Co-Creation and Facilitation

I contributed to the design and facilitation of a co creation session with Directie X employees. The session was used to test assumptions, build ownership, and explore what change could realistically look like within the constraints of a large and historically entrenched public institution.

Outcome & Key Takeaways

The project resulted in a phased strategic proposal outlining how organisational change could begin within a protected environment and gradually expand. Rather than promising transformation at scale, the strategy acknowledged institutional inertia and positioned experimentation as a necessary first step.

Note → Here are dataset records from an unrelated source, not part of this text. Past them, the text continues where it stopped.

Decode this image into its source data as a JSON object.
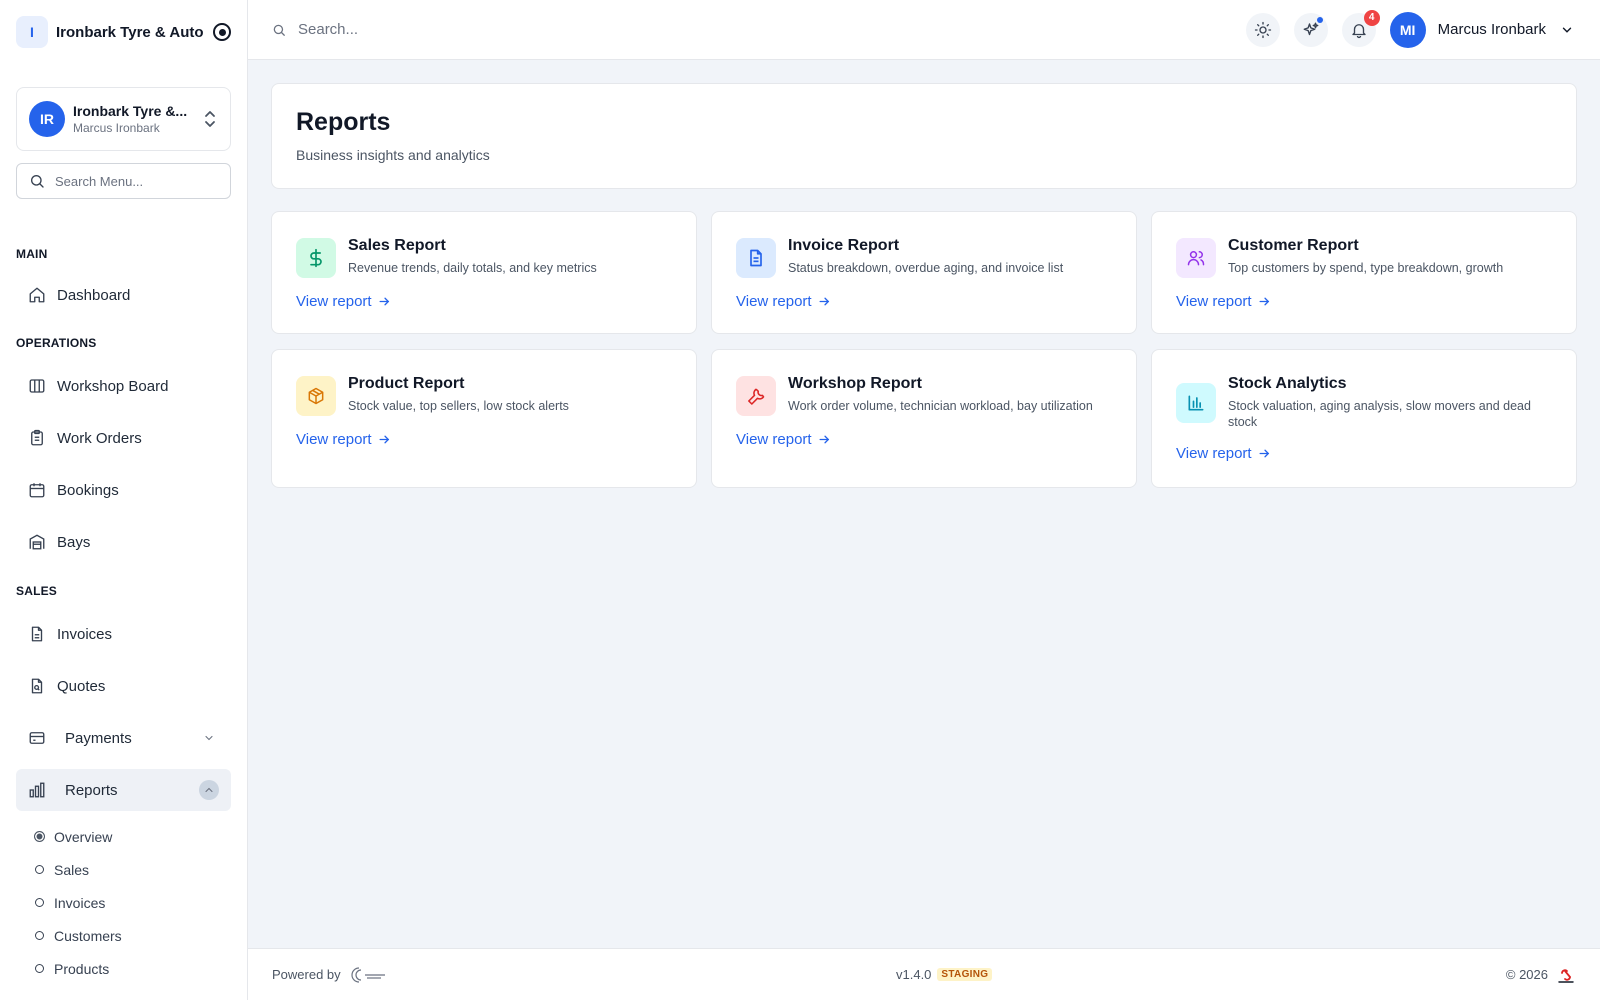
{
  "brand": {
    "logo_letter": "I",
    "name": "Ironbark Tyre & Auto"
  },
  "org_switcher": {
    "initials": "IR",
    "name": "Ironbark Tyre &...",
    "user": "Marcus Ironbark"
  },
  "menu_search": {
    "placeholder": "Search Menu..."
  },
  "sidebar": {
    "sections": {
      "main": "MAIN",
      "operations": "OPERATIONS",
      "sales": "SALES"
    },
    "items": {
      "dashboard": "Dashboard",
      "workshop_board": "Workshop Board",
      "work_orders": "Work Orders",
      "bookings": "Bookings",
      "bays": "Bays",
      "invoices": "Invoices",
      "quotes": "Quotes",
      "payments": "Payments",
      "reports": "Reports"
    },
    "report_subitems": [
      "Overview",
      "Sales",
      "Invoices",
      "Customers",
      "Products"
    ],
    "active_subitem": "Overview"
  },
  "topbar": {
    "search_placeholder": "Search...",
    "notification_count": "4",
    "user_initials": "MI",
    "user_name": "Marcus Ironbark"
  },
  "page": {
    "title": "Reports",
    "subtitle": "Business insights and analytics"
  },
  "report_cards": [
    {
      "title": "Sales Report",
      "description": "Revenue trends, daily totals, and key metrics",
      "link": "View report",
      "icon": "dollar-icon",
      "icon_bg": "#d1fae5",
      "icon_color": "#059669"
    },
    {
      "title": "Invoice Report",
      "description": "Status breakdown, overdue aging, and invoice list",
      "link": "View report",
      "icon": "document-icon",
      "icon_bg": "#dbeafe",
      "icon_color": "#2563eb"
    },
    {
      "title": "Customer Report",
      "description": "Top customers by spend, type breakdown, growth",
      "link": "View report",
      "icon": "users-icon",
      "icon_bg": "#f3e8ff",
      "icon_color": "#9333ea"
    },
    {
      "title": "Product Report",
      "description": "Stock value, top sellers, low stock alerts",
      "link": "View report",
      "icon": "package-icon",
      "icon_bg": "#fef3c7",
      "icon_color": "#d97706"
    },
    {
      "title": "Workshop Report",
      "description": "Work order volume, technician workload, bay utilization",
      "link": "View report",
      "icon": "wrench-icon",
      "icon_bg": "#fee2e2",
      "icon_color": "#dc2626"
    },
    {
      "title": "Stock Analytics",
      "description": "Stock valuation, aging analysis, slow movers and dead stock",
      "link": "View report",
      "icon": "bar-chart-icon",
      "icon_bg": "#cffafe",
      "icon_color": "#0891b2"
    }
  ],
  "footer": {
    "powered_by": "Powered by",
    "version": "v1.4.0",
    "environment": "STAGING",
    "copyright": "© 2026"
  },
  "colors": {
    "accent": "#2563eb",
    "background": "#f1f4f9",
    "badge": "#ef4444"
  }
}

  • Working within a small innovation unit inside a large ministry made organisational resistance tangible. Existing ways of working, disciplinary homogeneity, and rigid output expectations constrained what could be proposed and how far ideas could be pushed. At the same time, the project demonstrated how strategic design can create space for reflection and gradual change even within highly bureaucratic contexts.
  • This project strengthened my ability to challenge briefs, work collaboratively under ambiguity, and translate theory into strategic direction without losing sight of institutional realities.

Project 4

Revitalizing Mooncup: From Individual to Community narrative

Academic Case Study — Strategic Design

Team of 5

Fall 2023, 4 weeks

Context & Intent

This speculative strategic design project explored how Mooncup, a brand historically associated with a single product, could be repositioned in a saturated and culturally sensitive market. Without a client brief, the project was an intellectual exercise in applying strategic design to a taboo laden context, using menstruation as a lens to rethink value beyond products.

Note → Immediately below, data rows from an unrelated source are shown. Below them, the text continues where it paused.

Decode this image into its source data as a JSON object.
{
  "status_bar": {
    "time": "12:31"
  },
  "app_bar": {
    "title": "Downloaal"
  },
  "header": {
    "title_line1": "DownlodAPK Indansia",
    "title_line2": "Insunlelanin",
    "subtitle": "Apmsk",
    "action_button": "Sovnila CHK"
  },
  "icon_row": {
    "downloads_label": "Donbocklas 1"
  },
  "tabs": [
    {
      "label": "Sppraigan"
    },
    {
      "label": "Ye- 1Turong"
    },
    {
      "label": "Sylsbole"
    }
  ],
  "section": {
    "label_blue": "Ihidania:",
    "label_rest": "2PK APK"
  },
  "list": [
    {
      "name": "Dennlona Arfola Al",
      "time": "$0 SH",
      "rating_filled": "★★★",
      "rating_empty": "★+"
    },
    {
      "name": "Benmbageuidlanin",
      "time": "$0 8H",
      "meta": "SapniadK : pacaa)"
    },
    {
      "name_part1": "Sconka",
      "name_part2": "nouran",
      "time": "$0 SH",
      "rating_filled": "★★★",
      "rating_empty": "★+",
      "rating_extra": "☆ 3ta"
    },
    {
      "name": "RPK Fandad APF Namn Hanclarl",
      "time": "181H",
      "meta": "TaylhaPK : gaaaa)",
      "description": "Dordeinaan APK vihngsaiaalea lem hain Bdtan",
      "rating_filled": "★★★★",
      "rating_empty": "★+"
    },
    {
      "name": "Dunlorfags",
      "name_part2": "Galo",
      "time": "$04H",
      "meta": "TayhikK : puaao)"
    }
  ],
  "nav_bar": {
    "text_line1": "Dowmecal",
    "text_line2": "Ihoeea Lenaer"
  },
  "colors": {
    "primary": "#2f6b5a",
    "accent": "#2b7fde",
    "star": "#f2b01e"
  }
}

Rather than focusing on incremental product innovation, we aimed to expand the conversation around menstruation from an individual and private issue to a collective and social one. The intent was to explore how design could support cultural reframing through narrative, community, and shared experience.

My Roles & Responsibilities

Strategic Exploration and Framing

I contributed to research into cultural perceptions, market dynamics, and lived experiences related to menstruation. This work informed how we framed the challenge not as a product problem, but as a broader cultural and narrative opportunity.

Value proposition and narrative building

I played a key role in shaping the strategic direction and developing a new value proposition for Mooncup. Storytelling was central to this work. We crafted a narrative that positioned the brand as a facilitator of dialogue around discomfort, vulnerability, and shared experiences, rather than solely as a product provider.

Concept Development and Storytelling

The project culminated in the concept of Growing Pains, a speculative platform designed to host conversations and interactions around inevitable but often unspoken bodily experiences. The concept was intentionally narrative driven, using storytelling as the main mechanism for engagement rather than functional service features.

Outcome & Key Takeaways

The project demonstrated how strategic design can be used to reposition a brand by shifting the frame of value. By moving from an individual to a collective perspective, we explored how Mooncup could engage broader audiences and address societal taboos without relying on new product development.

  • Feedback on the project highlighted both its strengths and its limits. While the narrative approach was seen as accessible and engaging, we were also challenged on the level of boldness in its application. In particular, focusing the concept within student environments was perceived as a safer choice compared to extending the conversation into professional contexts where taboos around menstruation are more deeply entrenched.
  • This project reinforced my belief in storytelling as a powerful strategic tool. It showed how narrative can open space for dialogue on uncomfortable topics, while also underscoring the importance of consciously choosing where and how far to push a speculative proposal within limited time and scope.